Anya Von Bremzen recently wrote a piece in Food & Wine inquiring whether, with all the high end chefs slumming at the low end these days, we really need the pomp and circumstance of jacket-required, high-end fine dining anymore. She'd started thinking that we didn't, but then a meal at Laurent Gras' super sleek seafood boutique L20 threw her in a tailspin.

I can't say I haven't pondered the same thing many a time after a gross of cider glazed pork rinds and fish stew at Paul Kahan's Publican or a perfectly roast chicken at Rob and Allison Levitt's Mado here in Chicago. After all, after getting full on fabulous, though rustically prepared, tasty food, I didn't even have to loosen the belt on my otherwise comfortable jeans, a feat my dress pants have required after more than a few multi-course extravaganzas.

That being said, one of Von Bremzen's arguments for preserving fine dining is that the high end places, by virtue of their cost models, allow for experimentation and refinement at the highest level. The plates that come out at the high end inform the low end and lead to better dining experiences all around.

On initial review I started thinking about Hot Doug's, The Sausage Superstore, which I've always believed straddled both worlds with their duck fat fried fries and foie gras dogs, and wondered if that argument really held. Doug's has always been one of my favorite spots in Chicago and I've always found it supremely satisfying, almost as much as a meal at Alinea or something comparable. You got great taste, emotional impact, and an inspiring dining experience in the kitschy tchotchke-laden dining room, even if you do have to sorta serve yourself.
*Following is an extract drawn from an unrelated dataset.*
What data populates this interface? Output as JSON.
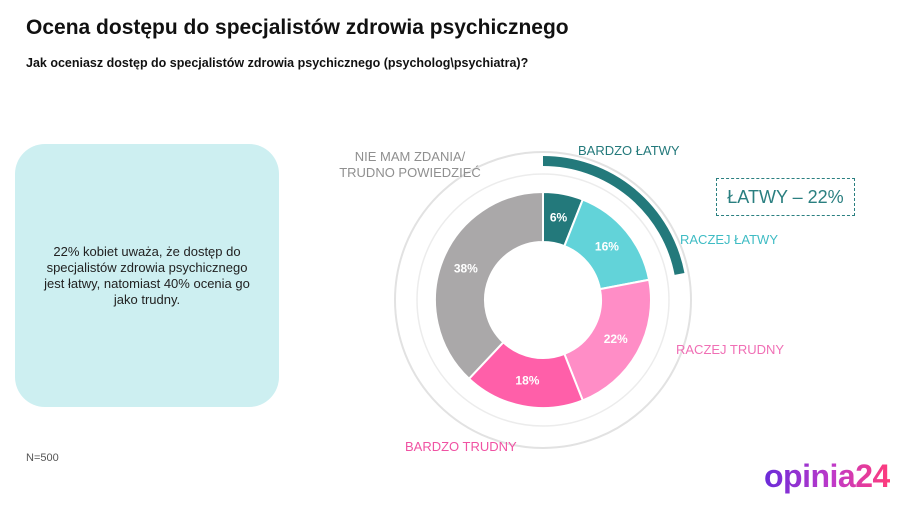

Then I ate the Chicago Style Lobster Dog by Phillip Foss of Lockwood. Foss's dog was a response to Menupages Chicago food blogger Helen Rosner's call to arms and query as to why no high-end chef had deconstructed the basic Windy City Salad dog. Foss unveiled a creamy casing-less dog made with diced lobster folded into a scallop mousse, seasoned with smoked paprika, cayenne, and tarragon, and topped with juicy teardrop-shaped pear tomato slices, a perfect brunoise of sweated leeks, green pepper curls, and saffron-ginger beurre blanc, all nestled in a super-toasty potato bun.

Not only was it a revelation in terms of taste, delicacy, and balance (or as I put it on Twitter: It was as if Hot Doug dressed up in a tuxedo and had sex with a Maine lobster roll), but it solved some of the problems with the original. Everyone knows it's almost impossible to eat a Chicago dog without having condiment overload and having to eventually deconstruct the thing and eat the pickle, tomato, etc., in separate bites. Foss's ratios, on the other hand, were perfect, and fine dining or not, you could easily pick the whole thing up and shove it in your mouth.

After eating the lobster dog, the truth was there's nothing at Hot Doug's this well balanced and elegant. They way I thought of it is Hot Doug's gourmet sausages and Foss's Lobster Dog are both Brad Pitt (which is odd because I'm a relatively straight dude), but whereas Foss' is the super clean cut Pitt in Meet Joe Black, Doug's sausages in comparison are a little like the skuzzier rough-edged, though still sexy Pitt in Kalifornia.

Bottom line though is that Foss has the kitchen chops, the time, and the ability to something that's truly different and inspiring because of the resources at Lockwood that Doug, as skilled as he is, doesn't when he's got a line beating down the door expecting to pay no more than $8 a sausage everyday at 10 a.m. That being said, both experiences are worthwhile and both have their place.